In order to prevent the probability from becoming very small and resulting in an underflow due to repeated multiplication of values less than or equal to 1, I sum up the log of the probabilities instead.

The sentence is then classified as the language that assigned the highest probability value for that sentence.

In order to classify a sentence as "other", I checked whether the percentage of known ngrams in the sentence was below a certain threshold. The value of the threshold is set to 0.55 (i.e. 45% of ngrams are out-of-vocabulary). This value was decided based on heuristics and some testing using a validation data set (build_validation_LM.py and input.validation.txt). The validation data consists of sentences belonging to similar languages (classified as "other") like Tagalog, Telegu, and Malayalam.

File descriptions

  • build_test_LM.py: Creates the language model from the training data, and then writes the predicted outputs of the test data to the output file.
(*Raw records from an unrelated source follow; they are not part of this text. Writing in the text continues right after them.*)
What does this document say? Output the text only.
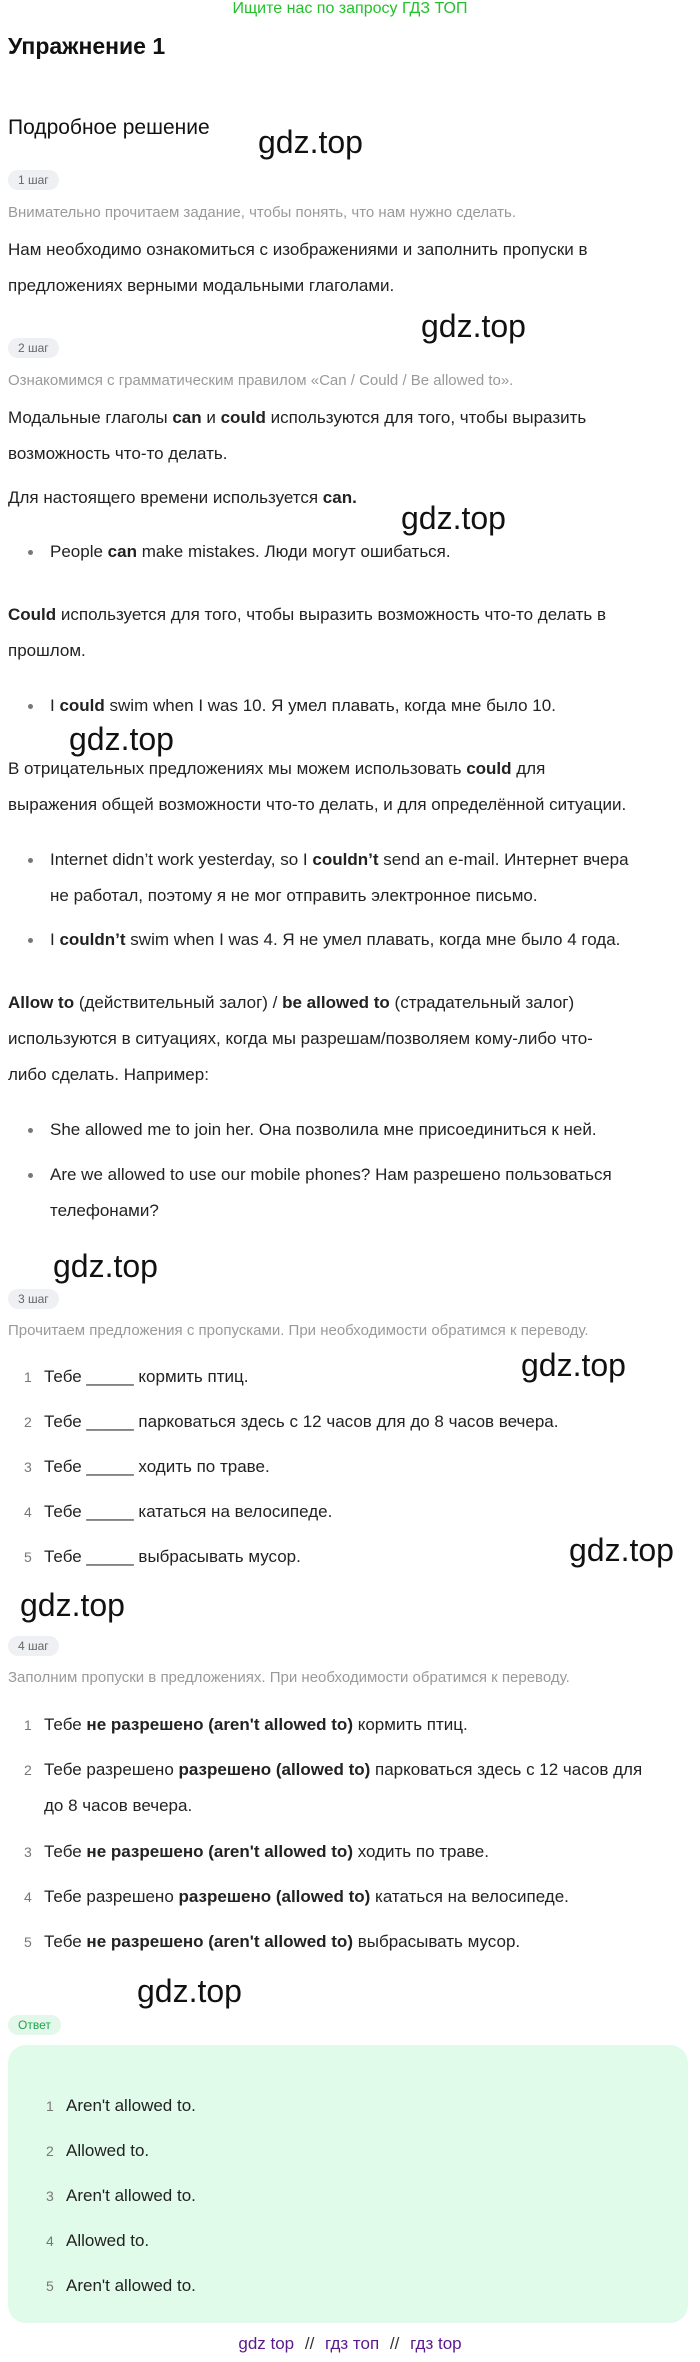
Ищите нас по запросу ГДЗ ТОП
Упражнение 1
Подробное решение gdz.top
gdz.top
gdz.top
gdz.top
gdz.top
gdz.top
gdz.top
gdz.top
gdz.top
1 шаг
Внимательно прочитаем задание, чтобы понять, что нам нужно сделать.
Нам необходимо ознакомиться с изображениями и заполнить пропуски в
предложениях верными модальными глаголами.
2 шаг
Ознакомимся с грамматическим правилом «Can / Could / Be allowed to».
Модальные глаголы can и could используются для того, чтобы выразить
возможность что-то делать.
Для настоящего времени используется can.
People can make mistakes. Люди могут ошибаться.
Could используется для того, чтобы выразить возможность что-то делать в
прошлом.
I could swim when I was 10. Я умел плавать, когда мне было 10.
В отрицательных предложениях мы можем использовать could для
выражения общей возможности что-то делать, и для определённой ситуации.
Internet didn’t work yesterday, so I couldn’t send an e-mail. Интернет вчера
не работал, поэтому я не мог отправить электронное письмо.
I couldn’t swim when I was 4. Я не умел плавать, когда мне было 4 года.
Allow to (действительный залог) / be allowed to (страдательный залог)
используются в ситуациях, когда мы разрешам/позволяем кому-либо что-
либо сделать. Например:
She allowed me to join her. Она позволила мне присоединиться к ней.
Are we allowed to use our mobile phones? Нам разрешено пользоваться
телефонами?
3 шаг
Прочитаем предложения с пропусками. При необходимости обратимся к переводу.
1 Тебе _____ кормить птиц.
2 Тебе _____ парковаться здесь с 12 часов для до 8 часов вечера.
3 Тебе _____ ходить по траве.
4 Тебе _____ кататься на велосипеде.
5 Тебе _____ выбрасывать мусор.
4 шаг
Заполним пропуски в предложениях. При необходимости обратимся к переводу.
1 Тебе не разрешено (aren't allowed to) кормить птиц.
2 Тебе разрешено разрешено (allowed to) парковаться здесь с 12 часов для
до 8 часов вечера.
3 Тебе не разрешено (aren't allowed to) ходить по траве.
4 Тебе разрешено разрешено (allowed to) кататься на велосипеде.
5 Тебе не разрешено (aren't allowed to) выбрасывать мусор.
Ответ
1 Aren't allowed to.
2 Allowed to.
3 Aren't allowed to.
4 Allowed to.
5 Aren't allowed to.
gdz top // гдз топ // гдз top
  • build_validation_LM.py: Provided for reference. Used to decide on a suitable value for the threshold to determine classification as "other".

  • input.validation.txt: Provided for reference. Consists of test sentences and some from similar languages, classified as "other"

Use python build_test_LM.py -b input.train.txt -t input.test.txt -o input.out.txt to run the language model.

Use python build_validation_LM.py -b input.train.txt -t input.validation.txt -o input.out.txt to run the validation set script.